Prot (1976) reported a high number of J2 of M. javanica inside tomato roots, 200 and 150 J2, in 25 and 50 cm columns, respectively, at 9 DAI. A 1.2-cm wide column was used, which might have favored J2 vertical migration. Columns with smaller diameters may not reflect field conditions since they favor the vertical migration of nematodes due to the small internal volume of the column and the lack of opportunity for lateral displacement of J2 (Spence et al., 2008). In fact, the higher percentage of M. enterolobii at the top of the control columns observed in our experiment might be a result of J2 random movement (Leitão et al., 2021a, 2021b), in addition to restricted lateral movement due to the volume limitation imposed by the PVC rings.
To our knowledge, there is no literature on the host status of Tagetes spp. to M. enterolobii. Marigold plants have been widely studied for suppressing plant-parasitic nematode population densities, especially Meloidogyne spp. (Kalaiselvam and Devaraj, 2011). There are records that certain types are resistant to M. incognita (Buena et al., 2008); however, data for M. enterolobii response is lacking. Rich et al. (2009) compiled information on the parasitism of different Meloidogyne spp. in several weed plants. No M. enterolobii parasitizing species were observed from the family Asteraceae, a botanical family to which Tagetes spp. belongs. Evaluating the host status of marigolds was not the objective of the present study; therefore, future studies with different species of marigolds must be performed to confirm their host status.

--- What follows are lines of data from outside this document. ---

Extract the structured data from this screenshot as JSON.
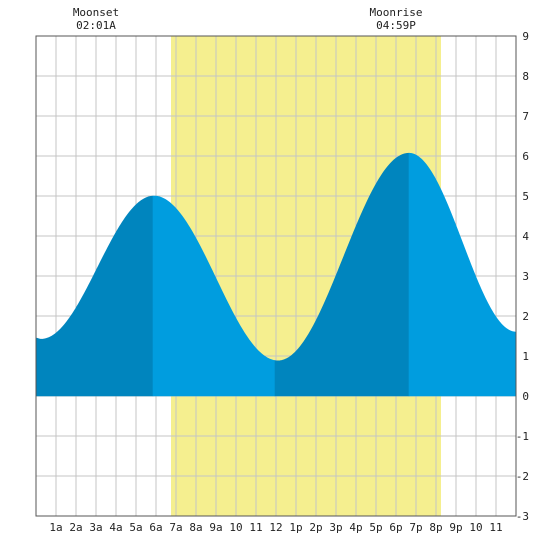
{
  "chart_data": {
    "type": "area",
    "title": "",
    "xlabel": "",
    "ylabel": "",
    "xlim": [
      0,
      24
    ],
    "ylim": [
      -3,
      9
    ],
    "y_ticks": [
      9,
      8,
      7,
      6,
      5,
      4,
      3,
      2,
      1,
      0,
      -1,
      -2,
      -3
    ],
    "x_ticks": [
      {
        "x": 1,
        "label": "1a"
      },
      {
        "x": 2,
        "label": "2a"
      },
      {
        "x": 3,
        "label": "3a"
      },
      {
        "x": 4,
        "label": "4a"
      },
      {
        "x": 5,
        "label": "5a"
      },
      {
        "x": 6,
        "label": "6a"
      },
      {
        "x": 7,
        "label": "7a"
      },
      {
        "x": 8,
        "label": "8a"
      },
      {
        "x": 9,
        "label": "9a"
      },
      {
        "x": 10,
        "label": "10"
      },
      {
        "x": 11,
        "label": "11"
      },
      {
        "x": 12,
        "label": "12"
      },
      {
        "x": 13,
        "label": "1p"
      },
      {
        "x": 14,
        "label": "2p"
      },
      {
        "x": 15,
        "label": "3p"
      },
      {
        "x": 16,
        "label": "4p"
      },
      {
        "x": 17,
        "label": "5p"
      },
      {
        "x": 18,
        "label": "6p"
      },
      {
        "x": 19,
        "label": "7p"
      },
      {
        "x": 20,
        "label": "8p"
      },
      {
        "x": 21,
        "label": "9p"
      },
      {
        "x": 22,
        "label": "10"
      },
      {
        "x": 23,
        "label": "11"
      }
    ],
    "grid": true,
    "daylight": {
      "start": 6.75,
      "end": 20.25,
      "color": "#f5ef8f"
    },
    "tide_extremes": [
      {
        "x": 0.0,
        "y": 1.45
      },
      {
        "x": 0.25,
        "y": 1.42
      },
      {
        "x": 5.9,
        "y": 5.0
      },
      {
        "x": 12.1,
        "y": 0.88
      },
      {
        "x": 18.65,
        "y": 6.07
      },
      {
        "x": 24.0,
        "y": 1.6
      }
    ],
    "shade_bands": [
      {
        "from": 0.0,
        "to": 5.85,
        "color": "#0085be"
      },
      {
        "from": 5.85,
        "to": 11.95,
        "color": "#009ddf"
      },
      {
        "from": 11.95,
        "to": 18.65,
        "color": "#0085be"
      },
      {
        "from": 18.65,
        "to": 24.0,
        "color": "#009ddf"
      }
    ],
    "annotations": [
      {
        "x": 3.0,
        "title": "Moonset",
        "time": "02:01A"
      },
      {
        "x": 18.0,
        "title": "Moonrise",
        "time": "04:59P"
      }
    ]
  }
}
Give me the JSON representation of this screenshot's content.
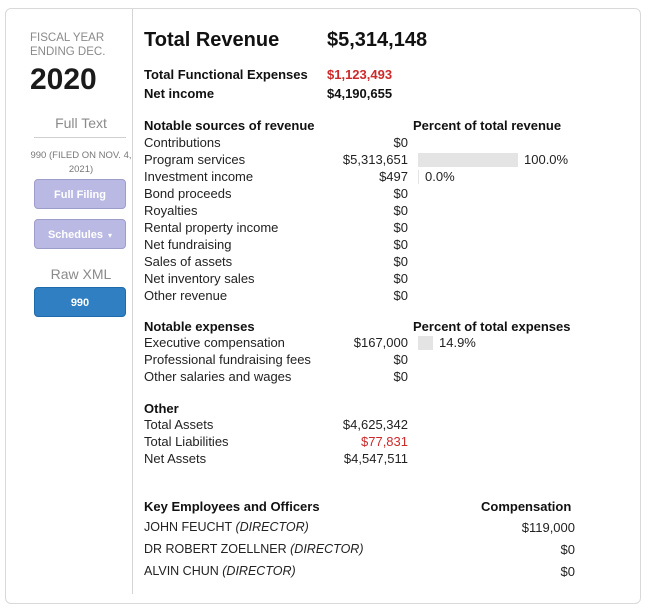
{
  "sidebar": {
    "fiscal_year_label": "FISCAL YEAR ENDING DEC.",
    "year": "2020",
    "full_text_label": "Full Text",
    "filed_label": "990 (FILED ON NOV. 4, 2021)",
    "full_filing_button": "Full Filing",
    "schedules_button": "Schedules",
    "schedules_caret": "▾",
    "raw_xml_label": "Raw XML",
    "form_990_button": "990"
  },
  "summary": {
    "total_revenue_label": "Total Revenue",
    "total_revenue_value": "$5,314,148",
    "total_expenses_label": "Total Functional Expenses",
    "total_expenses_value": "$1,123,493",
    "net_income_label": "Net income",
    "net_income_value": "$4,190,655"
  },
  "revenue": {
    "header": "Notable sources of revenue",
    "percent_header": "Percent of total revenue",
    "rows": [
      {
        "label": "Contributions",
        "value": "$0",
        "percent": "",
        "fraction": null
      },
      {
        "label": "Program services",
        "value": "$5,313,651",
        "percent": "100.0%",
        "fraction": 1.0
      },
      {
        "label": "Investment income",
        "value": "$497",
        "percent": "0.0%",
        "fraction": 0.0
      },
      {
        "label": "Bond proceeds",
        "value": "$0",
        "percent": "",
        "fraction": null
      },
      {
        "label": "Royalties",
        "value": "$0",
        "percent": "",
        "fraction": null
      },
      {
        "label": "Rental property income",
        "value": "$0",
        "percent": "",
        "fraction": null
      },
      {
        "label": "Net fundraising",
        "value": "$0",
        "percent": "",
        "fraction": null
      },
      {
        "label": "Sales of assets",
        "value": "$0",
        "percent": "",
        "fraction": null
      },
      {
        "label": "Net inventory sales",
        "value": "$0",
        "percent": "",
        "fraction": null
      },
      {
        "label": "Other revenue",
        "value": "$0",
        "percent": "",
        "fraction": null
      }
    ]
  },
  "expenses": {
    "header": "Notable expenses",
    "percent_header": "Percent of total expenses",
    "rows": [
      {
        "label": "Executive compensation",
        "value": "$167,000",
        "percent": "14.9%",
        "fraction": 0.149
      },
      {
        "label": "Professional fundraising fees",
        "value": "$0",
        "percent": "",
        "fraction": null
      },
      {
        "label": "Other salaries and wages",
        "value": "$0",
        "percent": "",
        "fraction": null
      }
    ]
  },
  "other": {
    "header": "Other",
    "rows": [
      {
        "label": "Total Assets",
        "value": "$4,625,342",
        "negative": false
      },
      {
        "label": "Total Liabilities",
        "value": "$77,831",
        "negative": true
      },
      {
        "label": "Net Assets",
        "value": "$4,547,511",
        "negative": false
      }
    ]
  },
  "employees": {
    "header": "Key Employees and Officers",
    "comp_header": "Compensation",
    "rows": [
      {
        "name": "JOHN FEUCHT",
        "title": "(DIRECTOR)",
        "compensation": "$119,000"
      },
      {
        "name": "DR ROBERT ZOELLNER",
        "title": "(DIRECTOR)",
        "compensation": "$0"
      },
      {
        "name": "ALVIN CHUN",
        "title": "(DIRECTOR)",
        "compensation": "$0"
      }
    ]
  },
  "colors": {
    "negative": "#cc2a2a",
    "button_lavender": "#b9b9e3",
    "button_blue": "#2f7fc2",
    "bar_gray": "#e4e4e4"
  }
}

Extracts from parts of Tagetes spp. are used to manage RKN because of their repellent properties (Wang et al., 2018) that decrease J2 mobility of species such as M. incognita, M. javanica, and M. paranaensis (Munhoz et al., 2017). Marahatta et al. (2012) state that the suppressive effect is more evident when roots are actively developing. The results from our experiment indicate that T. patula may be useful in managing M. enterolobii since J2 take longer to penetrate its roots. The presence of J2 inside T. patula roots only at 9 and 12 DAI may indicate that it provides a less attractive stimulus to M. enterolobii.
In summary, M. enterolobii was able to migrate distances of more than 13 cm as soon as 3 DAI. Temperature influenced the vertical migration of M. enterolobii, which migrated faster at 26ºC, irrespective of the stimulus. Root penetration was always greater in tomato roots, whereas T. patula plants delayed the penetration of M. enterolobii.